Create your own seed vault; bypass terminator technology!

By Kevin Swindle

In early 2008, the Svalbard seed vault in Norway opened. It is approximately 620 miles from the North Pole. Operated by NorGen, a gene bank, the seed vault is allegedly there to protect millions of varieties of food crops from being wiped out in wars, man-made or natural disasters. It is far more likely that giant agribusiness is using this facility to advance its genetic modification (GM) technology.

There is both anecdotal and scientific evidence supporting claims that genetically modified foods are harmful to humans and animals. Plus, a component of GM research is the propagation of "terminator seeds."

Farmers, for thousands of years, have traditionally collected seeds from the crops they grow for planting the following year. Terminator seeds are seeds genetically engineered to produce sterile seeds in the plants they produce, making farmers dependent upon agribusiness to supply seeds each year.

This would be an excellent mechanism for controlling the world’s food supply, a means of using food as a weapon. Food control could be used as a means of people control.

This terminator technology is created by inserting one plant gene and two bacterial genes into the seeds. Before sale, the seeds are soaked in the antibiotic tetracycline which activates a molecular switch in one of the bacterial genes. The inserted plant gene does not activate until the seed in the plant is near maturity. The inserted plant gene produces a toxic protein that kills the seed in it’s late stages of development.

Some scientists have speculated that the sterility trait produced by the terminator gene sequence might get into plants in the wild via cross-pollination. If such a thing did occur, over a period of centuries, "heirloom" varieties of plant life could disappear.

The United States Department of Agriculture (USDA) and Mississippi-based Delta Pine and Land Company received U.S. patent number 5,723,765 for the terminator technology. Delta Pine and Land is now owned by agribusiness giant Monsanto.

Creating your own seed vault

You may not know it, but most of you reading this article already have your own seed vault: Your freezer. At the temperatures inside most freezers, seeds will stay viable for about one hundred years.

While not absolutely necessary, some of you may want to purchase a dedicated freezer for your own seed vault, especially if the freezer you have now is extremely full. There are small chest type freezers that take up little space and are available for less than two hundred dollars.

So what seeds should you put in your own personal seed vault?

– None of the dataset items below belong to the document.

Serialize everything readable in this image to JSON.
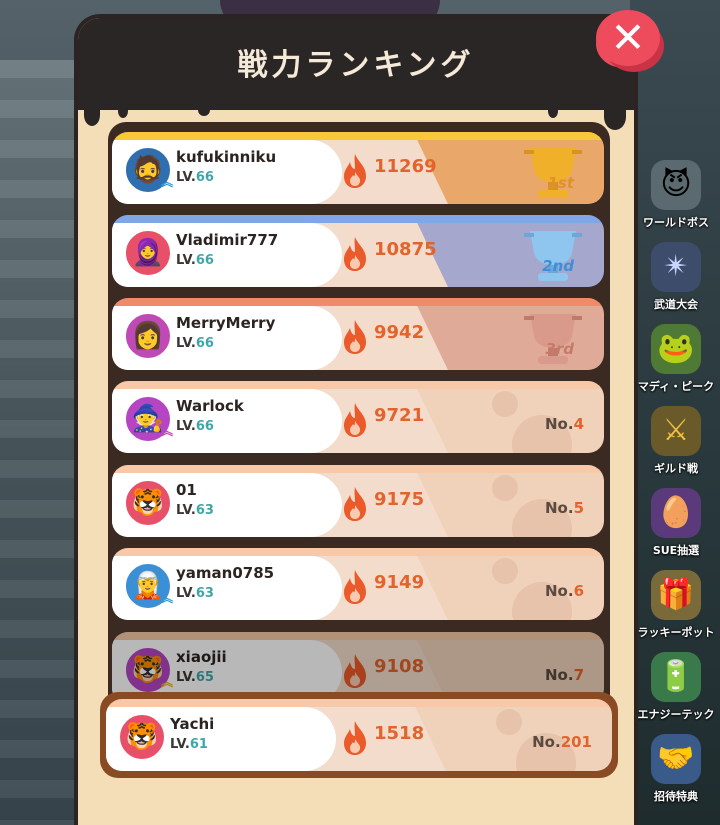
{
  "title": "戦力ランキング",
  "close_label": "✕",
  "level_prefix": "LV.",
  "no_prefix": "No.",
  "rows": [
    {
      "name": "kufukinniku",
      "level": "66",
      "power": "11269",
      "rank": "1st",
      "trophy_color": "#f0b02a",
      "avatar": "🧔",
      "avatar_bg": "#2f6fb0"
    },
    {
      "name": "Vladimir777",
      "level": "66",
      "power": "10875",
      "rank": "2nd",
      "trophy_color": "#8fc6ef",
      "avatar": "🧕",
      "avatar_bg": "#e8506a"
    },
    {
      "name": "MerryMerry",
      "level": "66",
      "power": "9942",
      "rank": "3rd",
      "trophy_color": "#d99a8c",
      "avatar": "👩",
      "avatar_bg": "#c04ab5"
    },
    {
      "name": "Warlock",
      "level": "66",
      "power": "9721",
      "rank": "4",
      "avatar": "🧙",
      "avatar_bg": "#b545c2"
    },
    {
      "name": "01",
      "level": "63",
      "power": "9175",
      "rank": "5",
      "avatar": "🐯",
      "avatar_bg": "#e8506a"
    },
    {
      "name": "yaman0785",
      "level": "63",
      "power": "9149",
      "rank": "6",
      "avatar": "🧝",
      "avatar_bg": "#3a8fd6"
    },
    {
      "name": "xiaojii",
      "level": "65",
      "power": "9108",
      "rank": "7",
      "avatar": "🐯",
      "avatar_bg": "#b545c2"
    }
  ],
  "self": {
    "name": "Yachi",
    "level": "61",
    "power": "1518",
    "rank": "201",
    "avatar": "🐯",
    "avatar_bg": "#e8506a"
  },
  "side_menu": [
    {
      "label": "ワールドボス",
      "icon": "😈"
    },
    {
      "label": "武道大会",
      "icon": "✴"
    },
    {
      "label": "マディ・ピーク",
      "icon": "🐸"
    },
    {
      "label": "ギルド戦",
      "icon": "⚔"
    },
    {
      "label": "SUE抽選",
      "icon": "🥚"
    },
    {
      "label": "ラッキーポット",
      "icon": "🎁"
    },
    {
      "label": "エナジーテック",
      "icon": "🔋"
    },
    {
      "label": "招待特典",
      "icon": "🤝"
    }
  ],
  "colors": {
    "accent": "#e2632b",
    "level": "#3fa7a7",
    "close": "#ee4b5c"
  }
}
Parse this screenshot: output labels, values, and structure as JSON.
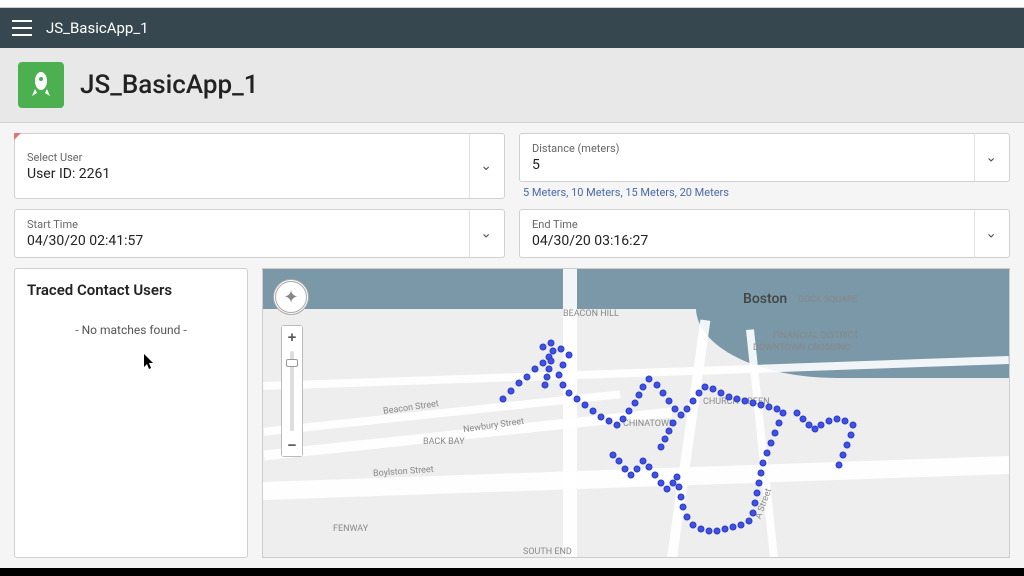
{
  "appbar": {
    "title": "JS_BasicApp_1"
  },
  "header": {
    "title": "JS_BasicApp_1"
  },
  "fields": {
    "selectUser": {
      "label": "Select User",
      "value": "User ID: 2261"
    },
    "distance": {
      "label": "Distance (meters)",
      "value": "5",
      "helper": "5 Meters, 10 Meters, 15 Meters, 20 Meters"
    },
    "startTime": {
      "label": "Start Time",
      "value": "04/30/20 02:41:57"
    },
    "endTime": {
      "label": "End Time",
      "value": "04/30/20 03:16:27"
    }
  },
  "panel": {
    "title": "Traced Contact Users",
    "empty": "- No matches found -"
  },
  "map": {
    "labels": {
      "boston": "Boston",
      "beaconHill": "BEACON HILL",
      "dockSquare": "DOCK SQUARE",
      "financial": "FINANCIAL DISTRICT",
      "downtown": "DOWNTOWN CROSSING",
      "chinatown": "CHINATOWN",
      "church": "CHURCH GREEN",
      "backBay": "BACK BAY",
      "fenway": "FENWAY",
      "southEnd": "SOUTH END",
      "beaconSt": "Beacon Street",
      "newburySt": "Newbury Street",
      "boylstonSt": "Boylston Street",
      "aStreet": "A Street"
    }
  }
}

First, select non-hybrid varieties. Hybrids are the first generation (F1) offspring of two different varieties of the same species. Hybrid seeds will express the desired genetic traits of the parent plants for only one generation. As such, hybrids are not a good choice for long-term survival food production.

Second, purchase seeds from reputable sources that state in their catalogs that they do not use GM seeds. If possible purchase your seeds from heirloom sources.

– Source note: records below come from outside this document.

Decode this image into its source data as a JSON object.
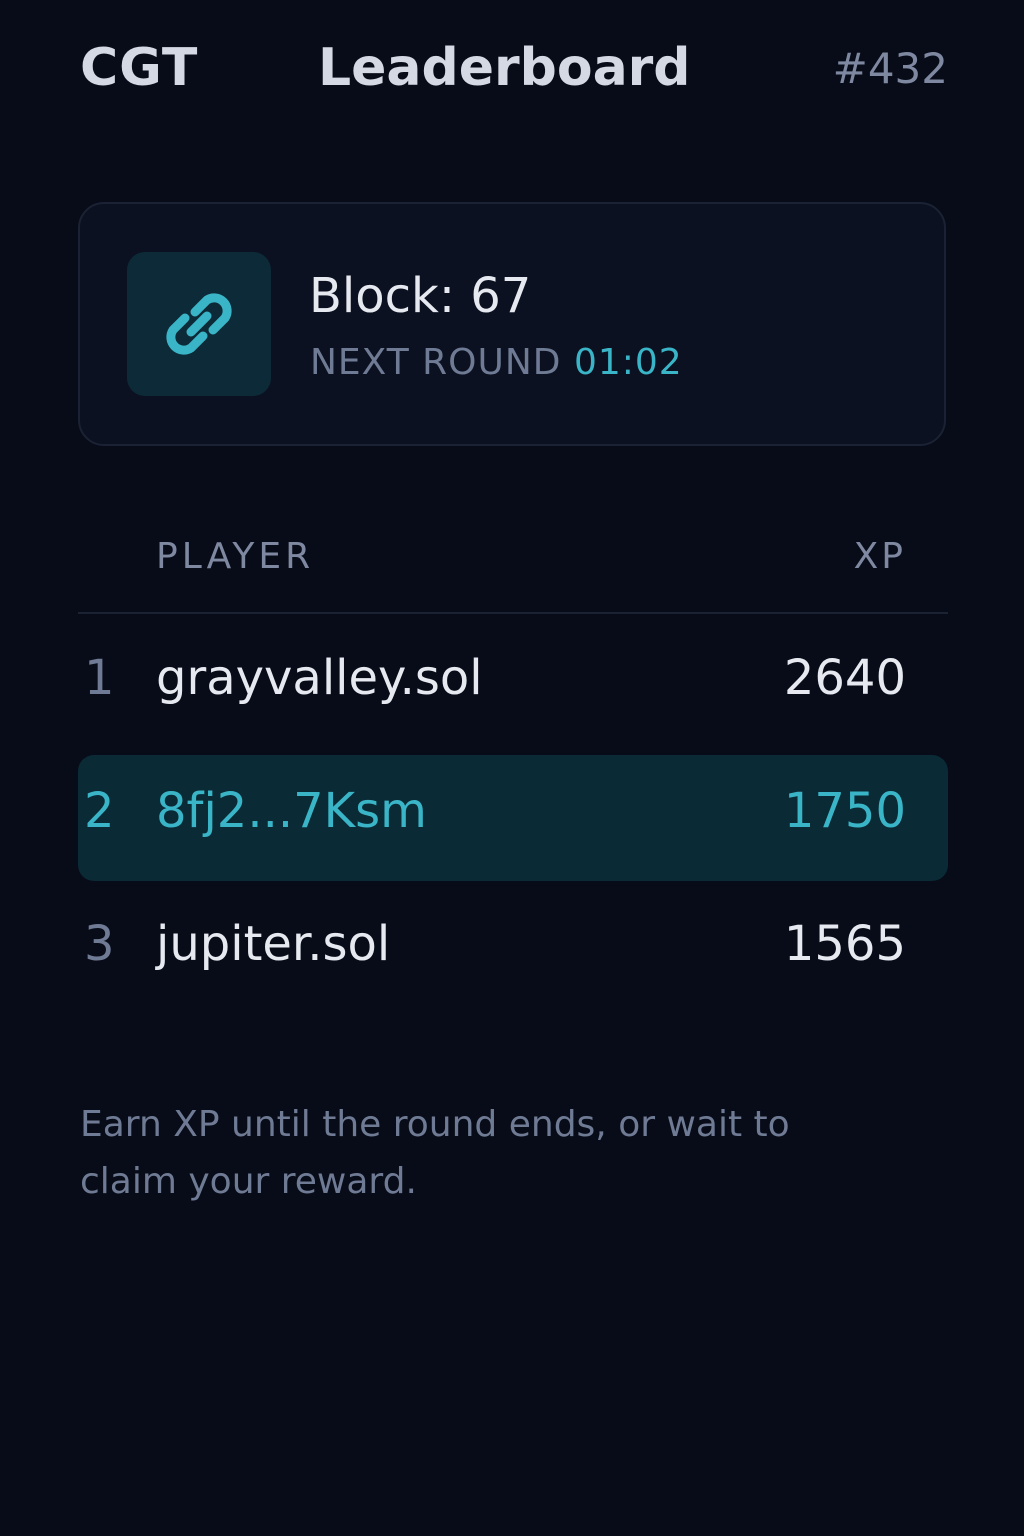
{
  "header": {
    "brand": "CGT",
    "title": "Leaderboard",
    "round_id": "#432"
  },
  "block_card": {
    "icon": "link-icon",
    "title": "Block: 67",
    "next_round_label": "NEXT ROUND",
    "next_round_timer": "01:02"
  },
  "table": {
    "columns": {
      "player": "PLAYER",
      "xp": "XP"
    },
    "rows": [
      {
        "rank": "1",
        "name": "grayvalley.sol",
        "xp": "2640",
        "highlighted": false
      },
      {
        "rank": "2",
        "name": "8fj2...7Ksm",
        "xp": "1750",
        "highlighted": true
      },
      {
        "rank": "3",
        "name": "jupiter.sol",
        "xp": "1565",
        "highlighted": false
      }
    ]
  },
  "footer": {
    "note": "Earn XP until the round ends, or wait to claim your reward."
  },
  "colors": {
    "background": "#080c18",
    "accent": "#3ab5c7",
    "highlight_row": "#0a2a36",
    "muted_text": "#6f7b94"
  }
}
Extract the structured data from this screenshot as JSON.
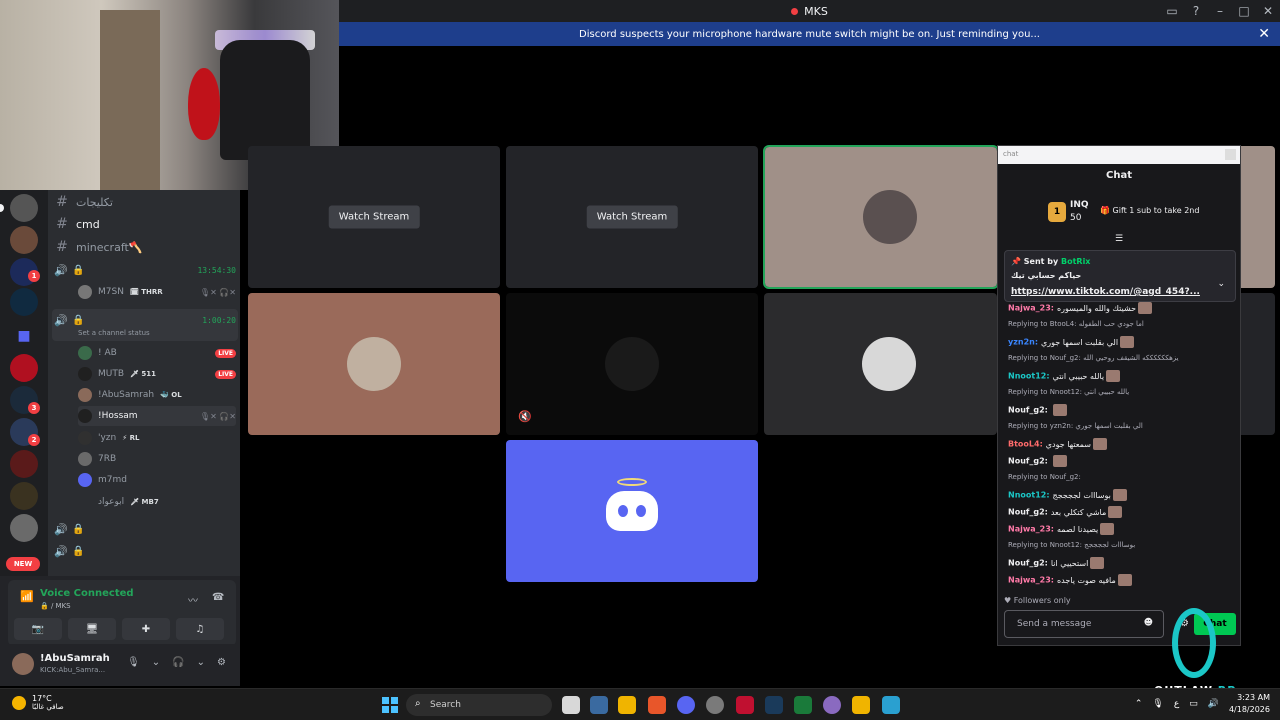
{
  "window": {
    "title": "MKS",
    "notice": "Discord suspects your microphone hardware mute switch might be on. Just reminding you..."
  },
  "rail": {
    "badges": [
      "1",
      "3",
      "2"
    ],
    "new_label": "NEW"
  },
  "channels": {
    "items": [
      {
        "name": "تكليجات"
      },
      {
        "name": "cmd"
      },
      {
        "name": "minecraft🪓"
      }
    ],
    "voice1": {
      "timer": "13:54:30"
    },
    "voice1_members": [
      {
        "name": "M7SN",
        "tag": "🗓 THRR"
      }
    ],
    "voice2": {
      "timer": "1:00:20",
      "status": "Set a channel status"
    },
    "voice2_members": [
      {
        "name": "! AB",
        "tag": "",
        "live": "LIVE"
      },
      {
        "name": "MUTB",
        "tag": "🗡 511",
        "live": "LIVE"
      },
      {
        "name": "!AbuSamrah",
        "tag": "🐳 OL",
        "live": ""
      },
      {
        "name": "!Hossam",
        "tag": "",
        "live": ""
      },
      {
        "name": "'yzn",
        "tag": "⚡ RL",
        "live": ""
      },
      {
        "name": "7RB",
        "tag": "",
        "live": ""
      },
      {
        "name": "m7md",
        "tag": "",
        "live": ""
      },
      {
        "name": "ابوعواد",
        "tag": "🗡 MB7",
        "live": ""
      }
    ]
  },
  "voice_panel": {
    "title": "Voice Connected",
    "subtitle": "🔒 / MKS"
  },
  "user": {
    "name": "!AbuSamrah",
    "status": "KICK:Abu_Samra..."
  },
  "grid": {
    "watch_label": "Watch Stream"
  },
  "chat": {
    "url_placeholder": "chat",
    "title": "Chat",
    "rank": "1",
    "leader": "INQ",
    "leader_count": "50",
    "gift": "Gift 1 sub to take 2nd",
    "pinned": {
      "sent_by": "Sent by",
      "bot": "BotRix",
      "line1": "حياكم حسابي تيك",
      "link": "https://www.tiktok.com/@agd_454?..."
    },
    "messages": [
      {
        "reply": "",
        "user": "Najwa_23:",
        "text": "حشيتك والله والميسوره",
        "color": "#ff7aa8"
      },
      {
        "reply": "Replying to BtooL4: اما جودي حب الطفوله",
        "user": "",
        "text": "",
        "color": "#efeff1"
      },
      {
        "reply": "",
        "user": "yzn2n:",
        "text": "الي بقلبت اسمها جوري",
        "color": "#3a86ff"
      },
      {
        "reply": "Replying to Nouf_g2: يزهككككككه الشيقف روحيي الله",
        "user": "",
        "text": "",
        "color": "#efeff1"
      },
      {
        "reply": "",
        "user": "Nnoot12:",
        "text": "يالله حبيبي انتي",
        "color": "#1bc7c7"
      },
      {
        "reply": "Replying to Nnoot12: يالله حبيبي انتي",
        "user": "",
        "text": "",
        "color": "#efeff1"
      },
      {
        "reply": "",
        "user": "Nouf_g2:",
        "text": "",
        "color": "#efeff1"
      },
      {
        "reply": "Replying to yzn2n: الي بقلبت اسمها جوري",
        "user": "",
        "text": "",
        "color": "#efeff1"
      },
      {
        "reply": "",
        "user": "BtooL4:",
        "text": "سمعتها جودي",
        "color": "#ff6b6b"
      },
      {
        "reply": "",
        "user": "Nouf_g2:",
        "text": "",
        "color": "#efeff1"
      },
      {
        "reply": "Replying to Nouf_g2:",
        "user": "",
        "text": "",
        "color": "#efeff1"
      },
      {
        "reply": "",
        "user": "Nnoot12:",
        "text": "بوسااات لججججج",
        "color": "#1bc7c7"
      },
      {
        "reply": "",
        "user": "Nouf_g2:",
        "text": "ماشي كتكلي بعد",
        "color": "#efeff1"
      },
      {
        "reply": "",
        "user": "Najwa_23:",
        "text": "يصيدنا لصمه",
        "color": "#ff7aa8"
      },
      {
        "reply": "Replying to Nnoot12: بوسااات لججججج",
        "user": "",
        "text": "",
        "color": "#efeff1"
      },
      {
        "reply": "",
        "user": "Nouf_g2:",
        "text": "استحييي انا",
        "color": "#efeff1"
      },
      {
        "reply": "",
        "user": "Najwa_23:",
        "text": "مافيه صوت ياجده",
        "color": "#ff7aa8"
      }
    ],
    "followers": "Followers only",
    "placeholder": "Send a message",
    "send_label": "Chat"
  },
  "watermark": {
    "brand": "OUTLAW",
    "suffix": "RP"
  },
  "taskbar": {
    "temp": "17°C",
    "weather": "صافي غالبًا",
    "search": "Search",
    "lang": "ع",
    "time": "3:23 AM",
    "date": "4/18/2026"
  },
  "colors": {
    "accent": "#5865f2",
    "online": "#23a55a",
    "danger": "#f23f43",
    "notice_bg": "#1e3e8c"
  }
}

Third, purchase seeds for a wide variety of food crops, both foods you like and foods you don’t like (remember, you are not just doing this for yourself, but for every person on the planet).

Even if the worse case scenarios regarding terminator seeds do not occur, having your own seed vault will be beneficial. You will have a supply of viable seeds to grow for food and you can make a contribution to agriculture by saving rare and heirloom varieties of seeds in your seed vault.

Plan for the future! Just because a group of madmen want to control this planet by controlling the food, that does not mean we have to just go along with it! Teach your children the importance of food security. In the process of teaching you can introduce them to a wonderful hobby called gardening, a hobby that could potentially save their lives at some point in our increasingly uncertain future.